At least that was what one of the boys had said to him!
Attracted by the strange lights, walking and creeping things now began gathering in the shadows at the rim of the circle of light. Once Clay caught sight of the soft, appealing eyes of a deer, and now and then the howls of a swamp cat came to their ears above the roaring of the flood. Great water snakes struck their heads above the surface and looked, red-eyed, and hostile, at the boys.
Swamp creatures with soft fur and frightened eyes crouched on fallen trees and scanned the deck as a possible refuge. To make the scene more desolate still, if possible, two round-eyed owls answered each other’s cries from a near-by cypress.

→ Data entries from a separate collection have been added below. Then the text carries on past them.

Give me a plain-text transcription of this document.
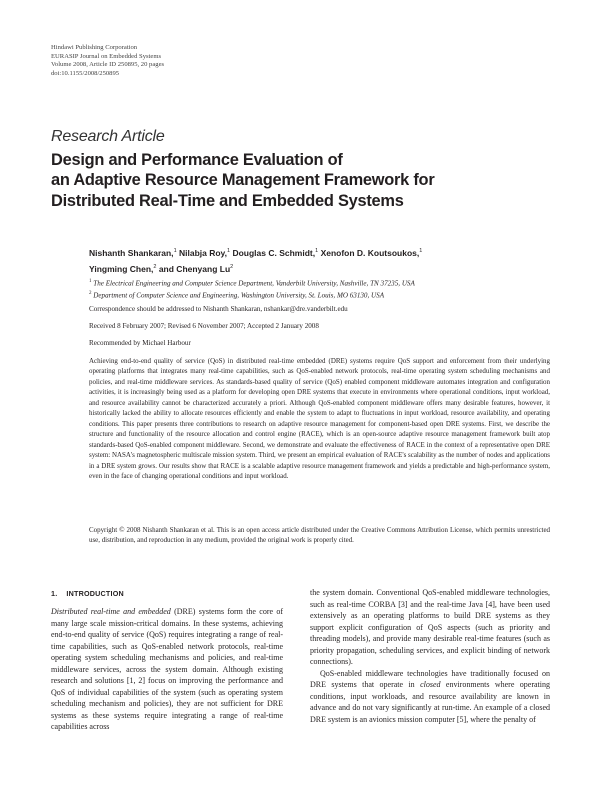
Hindawi Publishing Corporation
EURASIP Journal on Embedded Systems
Volume 2008, Article ID 250895, 20 pages
doi:10.1155/2008/250895
Research Article
Design and Performance Evaluation of
an Adaptive Resource Management Framework for
Distributed Real-Time and Embedded Systems
Nishanth Shankaran,$^1$ Nilabja Roy,$^1$ Douglas C. Schmidt,$^1$ Xenofon D. Koutsoukos,$^1$
Yingming Chen,$^2$ and Chenyang Lu$^2$
$^1$ The Electrical Engineering and Computer Science Department, Vanderbilt University, Nashville, TN 37235, USA
$^2$ Department of Computer Science and Engineering, Washington University, St. Louis, MO 63130, USA
Correspondence should be addressed to Nishanth Shankaran, nshankar@dre.vanderbilt.edu
Received 8 February 2007; Revised 6 November 2007; Accepted 2 January 2008
Recommended by Michael Harbour
Achieving end-to-end quality of service (QoS) in distributed real-time embedded (DRE) systems require QoS support and enforcement from their underlying operating platforms that integrates many real-time capabilities, such as QoS-enabled network protocols, real-time operating system scheduling mechanisms and policies, and real-time middleware services. As standards-based quality of service (QoS) enabled component middleware automates integration and configuration activities, it is increasingly being used as a platform for developing open DRE systems that execute in environments where operational conditions, input workload, and resource availability cannot be characterized accurately a priori. Although QoS-enabled component middleware offers many desirable features, however, it historically lacked the ability to allocate resources efficiently and enable the system to adapt to fluctuations in input workload, resource availability, and operating conditions. This paper presents three contributions to research on adaptive resource management for component-based open DRE systems. First, we describe the structure and functionality of the resource allocation and control engine (RACE), which is an open-source adaptive resource management framework built atop standards-based QoS-enabled component middleware. Second, we demonstrate and evaluate the effectiveness of RACE in the context of a representative open DRE system: NASA's magnetospheric multiscale mission system. Third, we present an empirical evaluation of RACE's scalability as the number of nodes and applications in a DRE system grows. Our results show that RACE is a scalable adaptive resource management framework and yields a predictable and high-performance system, even in the face of changing operational conditions and input workload.
Copyright © 2008 Nishanth Shankaran et al. This is an open access article distributed under the Creative Commons Attribution License, which permits unrestricted use, distribution, and reproduction in any medium, provided the original work is properly cited.
1. INTRODUCTION

Distributed real-time and embedded (DRE) systems form the core of many large scale mission-critical domains. In these systems, achieving end-to-end quality of service (QoS) requires integrating a range of real-time capabilities, such as QoS-enabled network protocols, real-time operating system scheduling mechanisms and policies, and real-time middleware services, across the system domain. Although existing research and solutions [1, 2] focus on improving the performance and QoS of individual capabilities of the system (such as operating system scheduling mechanism and policies), they are not sufficient for DRE systems as these systems require integrating a range of real-time capabilities across

the system domain. Conventional QoS-enabled middleware technologies, such as real-time CORBA [3] and the real-time Java [4], have been used extensively as an operating platforms to build DRE systems as they support explicit configuration of QoS aspects (such as priority and threading models), and provide many desirable real-time features (such as priority propagation, scheduling services, and explicit binding of network connections).

QoS-enabled middleware technologies have traditionally focused on DRE systems that operate in closed environments where operating conditions, input workloads, and resource availability are known in advance and do not vary significantly at run-time. An example of a closed DRE system is an avionics mission computer [5], where the penalty of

“Say,” Jule whispered to Clay, during a little lull in the rain, “there’s a man by that tree. I’ve been watching him a long time. Look at him!”
Clay followed the line of the pointing finger and laughed.
“Why, that’s a bear!” he shouted. “A swamp bear—one of the kind Teddy Roosevelt came down here to shoot when he was president! Let him alone and he’ll let us alone. They fight like devils when wounded or molested.”
The boys all agreed to let the bear alone, but Captain Joe and Teddy seemed to have notions of hospitality. The dog barked invitingly, and Teddy did a stunt of bear talk which brought the wanderer one tree nearer to the boat. He was now in the circle of light, and could get no nearer without swimming.
“He sees Teddy and wants to ask his advice!” Jule laughed.
At that moment Mose, noting that the boys were gazing fixedly in one direction, turned his eyes that way and saw the bear. The shriek he let out might, it seemed, have been heard in New Orleans, if the wind had been blowing in that direction!
“Ah’s a gone coon!” he wailed, after that one yell. “Ah’s a goin’ whar de good niggers go! Good bear! Good bear!” he added coaxingly.